Across the Missouri River, poultry farms in Iowa have reported 71 confirmed cases of the virus, with more than 29 million birds affected. Iowa is the nation's leading egg producer, according to the Iowa Egg Council, providing about one in five eggs sold nationwide. The state also provides 11 million turkeys annually for the nation's food supply.  
Poultry farmers in northwestern Iowa have been so overwhelmed by the number of dead birds that they've had to resort to a variety of methods to dispose of the carcasses, including composting, incineration, on-site burials or transportation to a landfill, such as the Loess Hills Landfill in Malvern, located about 60 miles northeast of Syracuse and 40 miles northeast of Nebraska City.  
Carcasses that will go to a landfill are put in biosecure bags, and the outside of the bag and the trucks that will haul them are disinfected on-site prior to leaving an infected farm. Drivers follow a route designed by the Iowa Department of Transportation that doesn't pass other poultry farms and haul the loads directly to the landfill. The trucks are again cleaned and disinfected at the landfill before heading straight back to the infected site.
Bob Glebs, the manager of the landfill in Malvern, said that his landfill received its first loads on Saturday, May 30, and has been averaging five trucks per day. Once a routine is established, that number could increase to 15 trucks per day. Each of those trucks carries two 20-cubic-yard boxes, and there is one 10- or 11-ton bag of bird carcasses and absorbent in each box.
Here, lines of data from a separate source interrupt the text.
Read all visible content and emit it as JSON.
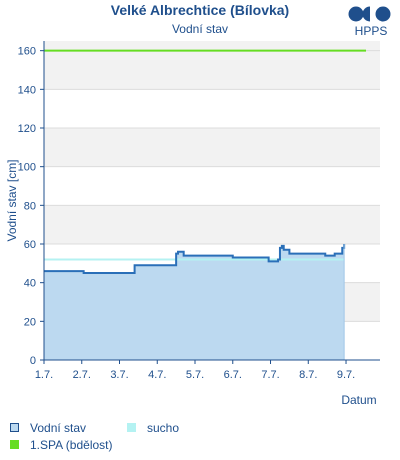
{
  "header": {
    "title": "Velké Albrechtice (Bílovka)",
    "subtitle": "Vodní stav",
    "logo_text": "HPPS"
  },
  "chart_data": {
    "type": "area",
    "xlabel": "Datum",
    "ylabel": "Vodní stav [cm]",
    "ylim": [
      0,
      165
    ],
    "xlim": [
      1,
      9.9
    ],
    "y_ticks": [
      0,
      20,
      40,
      60,
      80,
      100,
      120,
      140,
      160
    ],
    "x_ticks": [
      {
        "value": 1,
        "label": "1.7."
      },
      {
        "value": 2,
        "label": "2.7."
      },
      {
        "value": 3,
        "label": "3.7."
      },
      {
        "value": 4,
        "label": "4.7."
      },
      {
        "value": 5,
        "label": "5.7."
      },
      {
        "value": 6,
        "label": "6.7."
      },
      {
        "value": 7,
        "label": "7.7."
      },
      {
        "value": 8,
        "label": "8.7."
      },
      {
        "value": 9,
        "label": "9.7."
      }
    ],
    "grid": "horizontal bands",
    "series": [
      {
        "name": "Vodní stav",
        "color": "#2a6fb8",
        "fill": "#bcd9f0",
        "x": [
          1.0,
          1.95,
          2.05,
          3.35,
          3.4,
          4.45,
          4.5,
          4.55,
          4.7,
          5.25,
          5.3,
          6.0,
          6.05,
          6.95,
          7.0,
          7.2,
          7.25,
          7.3,
          7.35,
          7.5,
          7.7,
          8.0,
          8.45,
          8.5,
          8.7,
          8.9,
          8.95
        ],
        "y": [
          46,
          46,
          45,
          45,
          49,
          49,
          55,
          56,
          54,
          54,
          54,
          53,
          53,
          51,
          51,
          52,
          58,
          59,
          57,
          55,
          55,
          55,
          54,
          54,
          55,
          58,
          60
        ]
      },
      {
        "name": "sucho",
        "color": "#b4f2f2",
        "y": 52
      },
      {
        "name": "1.SPA (bdělost)",
        "color": "#66dd22",
        "y": 160
      }
    ],
    "legend": "bottom-left",
    "legend_items": [
      {
        "label": "Vodní stav",
        "type": "area",
        "color": "#bcd9f0",
        "edge": "#1f4f8c"
      },
      {
        "label": "sucho",
        "type": "band",
        "color": "#b4f2f2"
      },
      {
        "label": "1.SPA (bdělost)",
        "type": "line",
        "color": "#66dd22"
      }
    ],
    "colors": {
      "text": "#1f4f8c",
      "axis": "#1f4f8c",
      "band_alt": "#f2f2f2",
      "grid": "#dcdcdc"
    }
  }
}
The Loess Hills Landfill in Malvern has contracted with the USDA to take whatever the landfill's capacity is, which Glebs said could be around 1,000 bags. They are authorized to take the avian flu waste from any of the 18 affected counties, but so far the trucks have just been coming from four different locations in northwest Iowa.
Glebs talked about some of the measures taken to ensure there could be no contamination. "First of all, the landfill has a layer of clay and 80 mil membrane liner with collection of leachate. It would take six months to a year just for the leachate to reach bottom, and there's no chance for it to get in the water.
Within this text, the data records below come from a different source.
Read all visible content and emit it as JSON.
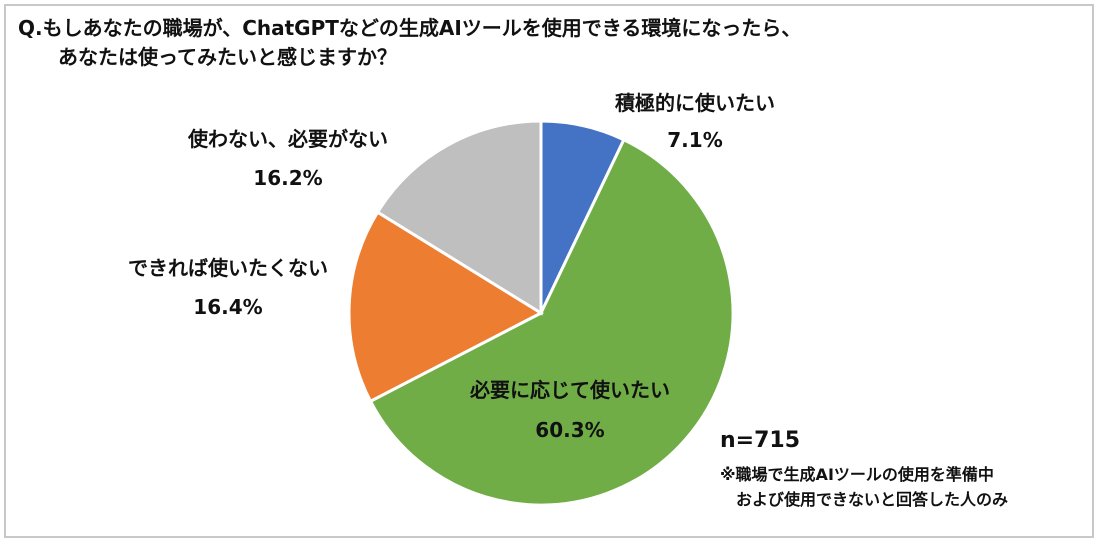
{
  "question": {
    "line1": "Q.もしあなたの職場が、ChatGPTなどの生成AIツールを使用できる環境になったら、",
    "line2": "あなたは使ってみたいと感じますか？"
  },
  "sample": {
    "n": "n=715",
    "note_line1": "※職場で生成AIツールの使用を準備中",
    "note_line2": "および使用できないと回答した人のみ"
  },
  "chart_data": {
    "type": "pie",
    "start_angle": "12 o'clock",
    "direction": "clockwise",
    "slices": [
      {
        "label": "積極的に使いたい",
        "value": 7.1,
        "display": "7.1%",
        "color": "#4472c4"
      },
      {
        "label": "必要に応じて使いたい",
        "value": 60.3,
        "display": "60.3%",
        "color": "#70ad47"
      },
      {
        "label": "できれば使いたくない",
        "value": 16.4,
        "display": "16.4%",
        "color": "#ed7d31"
      },
      {
        "label": "使わない、必要がない",
        "value": 16.2,
        "display": "16.2%",
        "color": "#bfbfbf"
      }
    ]
  }
}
As far as anything airborne, the air is continually being monitored. And when the trucks are sprayed with a bleach/chemical solution to decontaminate them, that fluid is all collected, too, and taken elsewhere to be processed."
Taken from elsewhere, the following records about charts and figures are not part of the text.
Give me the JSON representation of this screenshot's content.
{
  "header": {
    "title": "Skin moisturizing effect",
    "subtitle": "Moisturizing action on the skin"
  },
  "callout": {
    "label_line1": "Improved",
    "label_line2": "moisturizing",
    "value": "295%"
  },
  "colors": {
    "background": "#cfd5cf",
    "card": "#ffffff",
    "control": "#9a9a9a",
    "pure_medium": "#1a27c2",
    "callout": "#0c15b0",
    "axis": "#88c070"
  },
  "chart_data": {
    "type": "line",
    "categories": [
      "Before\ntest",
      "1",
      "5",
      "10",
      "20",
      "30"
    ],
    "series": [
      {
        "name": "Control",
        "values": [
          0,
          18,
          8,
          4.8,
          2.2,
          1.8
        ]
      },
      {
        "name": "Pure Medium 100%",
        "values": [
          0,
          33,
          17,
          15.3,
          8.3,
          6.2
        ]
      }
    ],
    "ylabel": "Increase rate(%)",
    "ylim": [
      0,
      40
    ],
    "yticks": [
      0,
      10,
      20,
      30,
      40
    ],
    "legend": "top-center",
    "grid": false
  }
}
Everybody working in the disposal zone wears biohazard suits per regulations, said Glebs, and the delivery of the loads is also strictly regulated. "The driver of the truck never exits the vehicle, he drives straight from the infected site to the landfill and back and there are no stops other than the landfill," he said. "They do have emergency procedures to follow if a stop is unavoidable, though. The trucks are coming down I-29 and getting off on Highway 34, on routes that have been established and filed, and as long as the routes are followed they don't need an escort."
The loss of between 7 and 12 percent of the national flock of laying hens has resulted in "a significant reduction in the egg supply and perhaps the largest short-term change the U.S. egg market has ever experienced," said Maro Ibarburu, a business analyst with the Egg Industry Center at Iowa State University. However, Ibarburu believes it's too soon to tell what the impact of avian flu will be on consumers.
In Nebraska, average egg prices have risen from $1.18 per dozen in April to $1.98 in May. Prices for breaker eggs (those used as ingredients in other foods) have risen from 63 cents per dozen in April to $2.25 per dozen in May.
Currently, the price of eggs is $2.45 a dozen at the Nebraska City Walmart.
This price increase could trickle down to consumers in the months ahead in higher prices for mayonnaise, cake mixes, ice cream and other foods that have eggs as a main ingredient.
In other parts of the country, grocery stores are limiting the number of cartons of eggs customers can buy, but local stores have no such restrictions in place.